Cloning and functional characterization of the genes encoding 3-dehydroquinate synthase (aroB) and tRNA-guanine transglycosylase (tgt) from Helicobacter pylori

The aroB gene from Helicobacter pylori strain P1 was cloned and further characterized by sequence analysis and by functional complementation of the aroB mutation in Escherichia coli. The aroB gene encodes the enzyme 3-dehydroquinate synthase which catalyzes one of the early steps in the shikimate pathway. This pathway, which creates aromatic molecules from sugar precursors, is present in prokaryotes, fungi and plants but is absent from mammalian cells. The predicted amino acid sequence of the H. pylori aroB gene product showed significant homology (30-40% identity and 50-60% similarity) to 3-dehydroquinate synthases from various other prokaryotes and eukaryotes. The single gene on a plasmid was biologically active in E. coli. It suppressed the specific phenotype of aroB mutants by restoring the shikimate pathway-dependent synthesis of aromatic amino acids and the production of the siderophore enterobactin. Two other reading frames were found adjacent to the aroB gene. The first, designated as orf1, had no significant homology to proteins and genes present in databases, whereas the second was found to share a significant degree of homology with the tgt gene encoding tRNA-guanine transglycosylase from a variety of other bacteria (40-50% identity and 60-70% similarity).

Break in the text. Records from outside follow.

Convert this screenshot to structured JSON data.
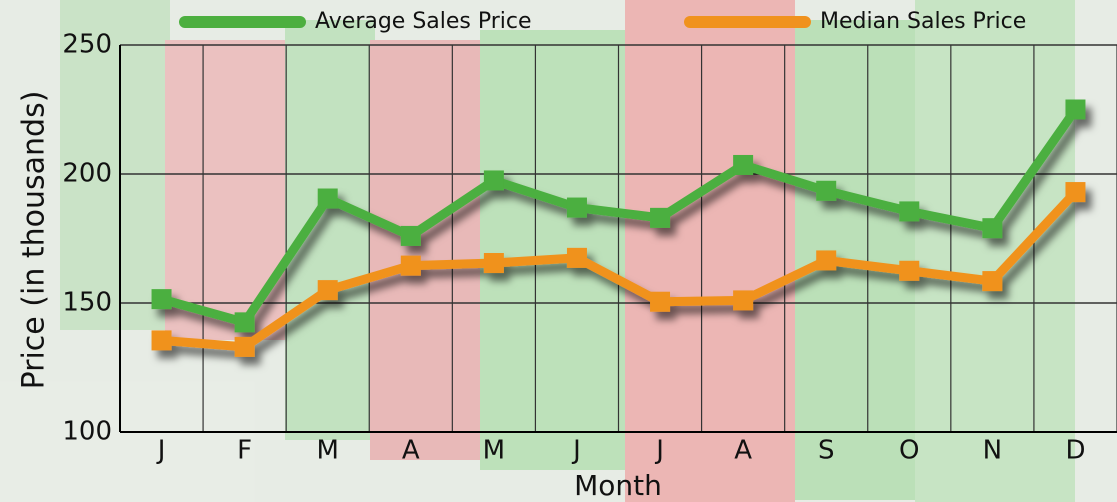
{
  "chart_data": {
    "type": "line",
    "y_label": "Price (in thousands)",
    "x_label": "Month",
    "categories": [
      "J",
      "F",
      "M",
      "A",
      "M",
      "J",
      "J",
      "A",
      "S",
      "O",
      "N",
      "D"
    ],
    "series": [
      {
        "name": "Average Sales Price",
        "color": "#4caf3f",
        "values": [
          151.5,
          142.5,
          190.5,
          176,
          197.5,
          187,
          183,
          203.5,
          193.5,
          185.5,
          179,
          225
        ]
      },
      {
        "name": "Median Sales Price",
        "color": "#f0921e",
        "values": [
          135.5,
          133,
          155,
          164.5,
          165.5,
          167.5,
          150.5,
          151,
          166.5,
          162.5,
          158.5,
          193
        ]
      }
    ],
    "ylim": [
      100,
      250
    ],
    "yticks": [
      100,
      150,
      200,
      250
    ],
    "grid": true,
    "legend": "top"
  }
}
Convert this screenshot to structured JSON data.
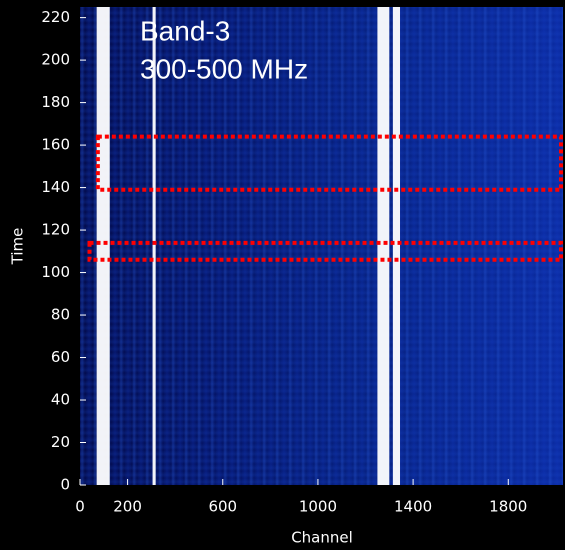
{
  "chart_data": {
    "type": "heatmap",
    "title": "Band-3",
    "subtitle": "300-500 MHz",
    "x_label": "Channel",
    "y_label": "Time",
    "xlim": [
      0,
      2030
    ],
    "ylim": [
      0,
      225
    ],
    "xticks": [
      0,
      200,
      600,
      1000,
      1400,
      1800
    ],
    "yticks": [
      0,
      20,
      40,
      60,
      80,
      100,
      120,
      140,
      160,
      180,
      200,
      220
    ],
    "bright_channels": [
      [
        70,
        125
      ],
      [
        305,
        318
      ],
      [
        1250,
        1300
      ],
      [
        1315,
        1345
      ]
    ],
    "highlight_color": "#ff0000",
    "highlights": [
      {
        "x": [
          75,
          2030
        ],
        "y": [
          139,
          164
        ]
      },
      {
        "x": [
          40,
          2030
        ],
        "y": [
          106,
          114
        ]
      }
    ]
  }
}
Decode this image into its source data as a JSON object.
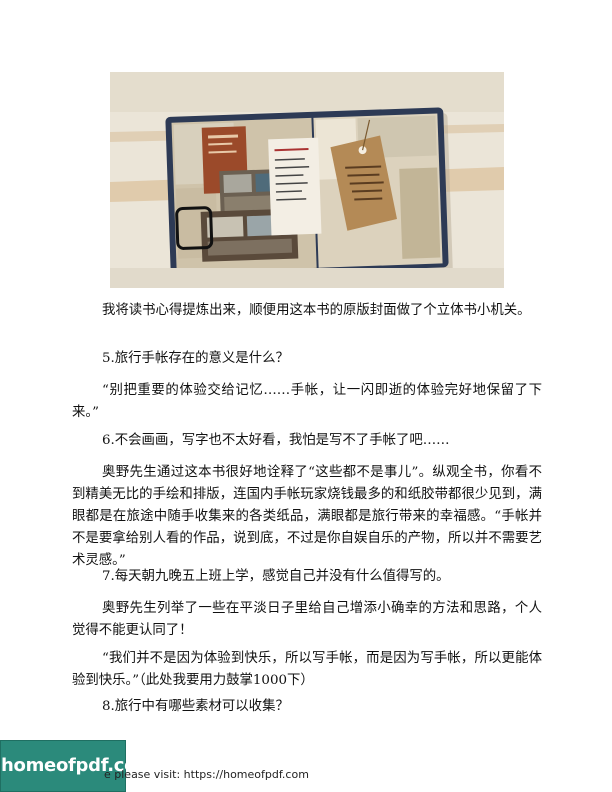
{
  "photo": {
    "description_icon": "scrapbook-photo",
    "accent": "#a0522d"
  },
  "paragraphs": [
    "我将读书心得提炼出来，顺便用这本书的原版封面做了个立体书小机关。",
    "5.旅行手帐存在的意义是什么？",
    "“别把重要的体验交给记忆……手帐，让一闪即逝的体验完好地保留了下来。”",
    "6.不会画画，写字也不太好看，我怕是写不了手帐了吧……",
    "奥野先生通过这本书很好地诠释了“这些都不是事儿”。纵观全书，你看不到精美无比的手绘和排版，连国内手帐玩家烧钱最多的和纸胶带都很少见到，满眼都是在旅途中随手收集来的各类纸品，满眼都是旅行带来的幸福感。“手帐并不是要拿给别人看的作品，说到底，不过是你自娱自乐的产物，所以并不需要艺术灵感。”",
    "7.每天朝九晚五上班上学，感觉自己并没有什么值得写的。",
    "奥野先生列举了一些在平淡日子里给自己增添小确幸的方法和思路，个人觉得不能更认同了！",
    "“我们并不是因为体验到快乐，所以写手帐，而是因为写手帐，所以更能体验到快乐。”（此处我要用力鼓掌1000下）",
    "8.旅行中有哪些素材可以收集？"
  ],
  "footer": {
    "logo": "homeofpdf.com",
    "text": "e please visit: https://homeofpdf.com"
  }
}
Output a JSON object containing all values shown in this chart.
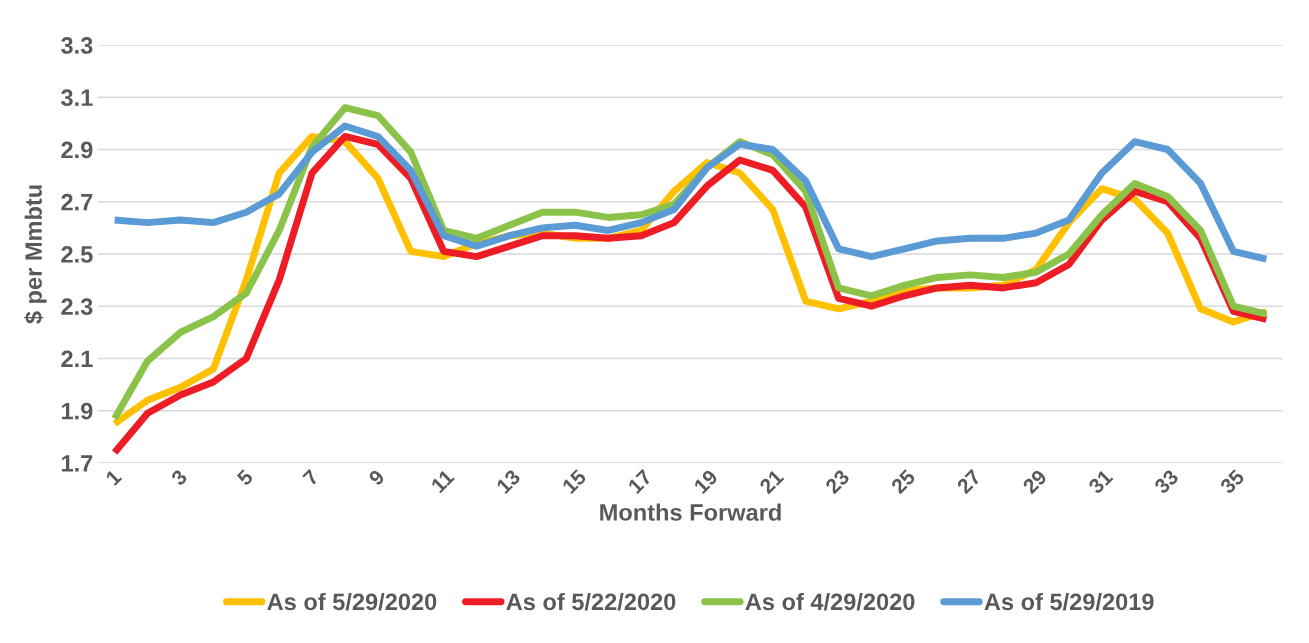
{
  "chart_data": {
    "type": "line",
    "xlabel": "Months Forward",
    "ylabel": "$ per Mmbtu",
    "categories": [
      "1",
      null,
      "3",
      null,
      "5",
      null,
      "7",
      null,
      "9",
      null,
      "11",
      null,
      "13",
      null,
      "15",
      null,
      "17",
      null,
      "19",
      null,
      "21",
      null,
      "23",
      null,
      "25",
      null,
      "27",
      null,
      "29",
      null,
      "31",
      null,
      "33",
      null,
      "35",
      null
    ],
    "series": [
      {
        "name": "As of 5/29/2020",
        "color": "#ffc000",
        "values": [
          1.85,
          1.94,
          1.99,
          2.06,
          2.4,
          2.81,
          2.95,
          2.93,
          2.79,
          2.51,
          2.49,
          2.54,
          2.57,
          2.58,
          2.56,
          2.56,
          2.59,
          2.74,
          2.85,
          2.81,
          2.67,
          2.32,
          2.29,
          2.32,
          2.36,
          2.37,
          2.37,
          2.38,
          2.44,
          2.62,
          2.75,
          2.71,
          2.58,
          2.29,
          2.24,
          2.28
        ]
      },
      {
        "name": "As of 5/22/2020",
        "color": "#ee1c25",
        "values": [
          1.74,
          1.89,
          1.96,
          2.01,
          2.1,
          2.4,
          2.81,
          2.95,
          2.92,
          2.79,
          2.51,
          2.49,
          2.53,
          2.57,
          2.57,
          2.56,
          2.57,
          2.62,
          2.76,
          2.86,
          2.82,
          2.68,
          2.33,
          2.3,
          2.34,
          2.37,
          2.38,
          2.37,
          2.39,
          2.46,
          2.63,
          2.74,
          2.7,
          2.56,
          2.28,
          2.25
        ]
      },
      {
        "name": "As of 4/29/2020",
        "color": "#8bc34a",
        "values": [
          1.87,
          2.09,
          2.2,
          2.26,
          2.35,
          2.59,
          2.91,
          3.06,
          3.03,
          2.89,
          2.59,
          2.56,
          2.61,
          2.66,
          2.66,
          2.64,
          2.65,
          2.69,
          2.83,
          2.93,
          2.88,
          2.74,
          2.37,
          2.34,
          2.38,
          2.41,
          2.42,
          2.41,
          2.43,
          2.5,
          2.65,
          2.77,
          2.72,
          2.59,
          2.3,
          2.27
        ]
      },
      {
        "name": "As of 5/29/2019",
        "color": "#5b9bd5",
        "values": [
          2.63,
          2.62,
          2.63,
          2.62,
          2.66,
          2.73,
          2.89,
          2.99,
          2.95,
          2.82,
          2.57,
          2.53,
          2.57,
          2.6,
          2.61,
          2.59,
          2.62,
          2.67,
          2.83,
          2.92,
          2.9,
          2.78,
          2.52,
          2.49,
          2.52,
          2.55,
          2.56,
          2.56,
          2.58,
          2.63,
          2.81,
          2.93,
          2.9,
          2.77,
          2.51,
          2.48
        ]
      }
    ],
    "ylim": [
      1.7,
      3.3
    ],
    "yticks": [
      {
        "value": 1.7,
        "label": "1.7"
      },
      {
        "value": 1.9,
        "label": "1.9"
      },
      {
        "value": 2.1,
        "label": "2.1"
      },
      {
        "value": 2.3,
        "label": "2.3"
      },
      {
        "value": 2.5,
        "label": "2.5"
      },
      {
        "value": 2.7,
        "label": "2.7"
      },
      {
        "value": 2.9,
        "label": "2.9"
      },
      {
        "value": 3.1,
        "label": "3.1"
      },
      {
        "value": 3.3,
        "label": "3.3"
      }
    ],
    "grid": "y",
    "legend": "bottom",
    "marker": "none",
    "line_style": "solid"
  }
}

The function of the tgt gene was confirmed by heterologous complementation. The gene on a plasmid was shown to complement the queuosine biosynthesis defect in a genetically defined tgt(-) strain of E. coli. The presence of the aroB gene and the putative tgt homologue in unrelated H. pylori strains was confirmed by Southern blot hybridization and by polymerase chain reaction with specific primers.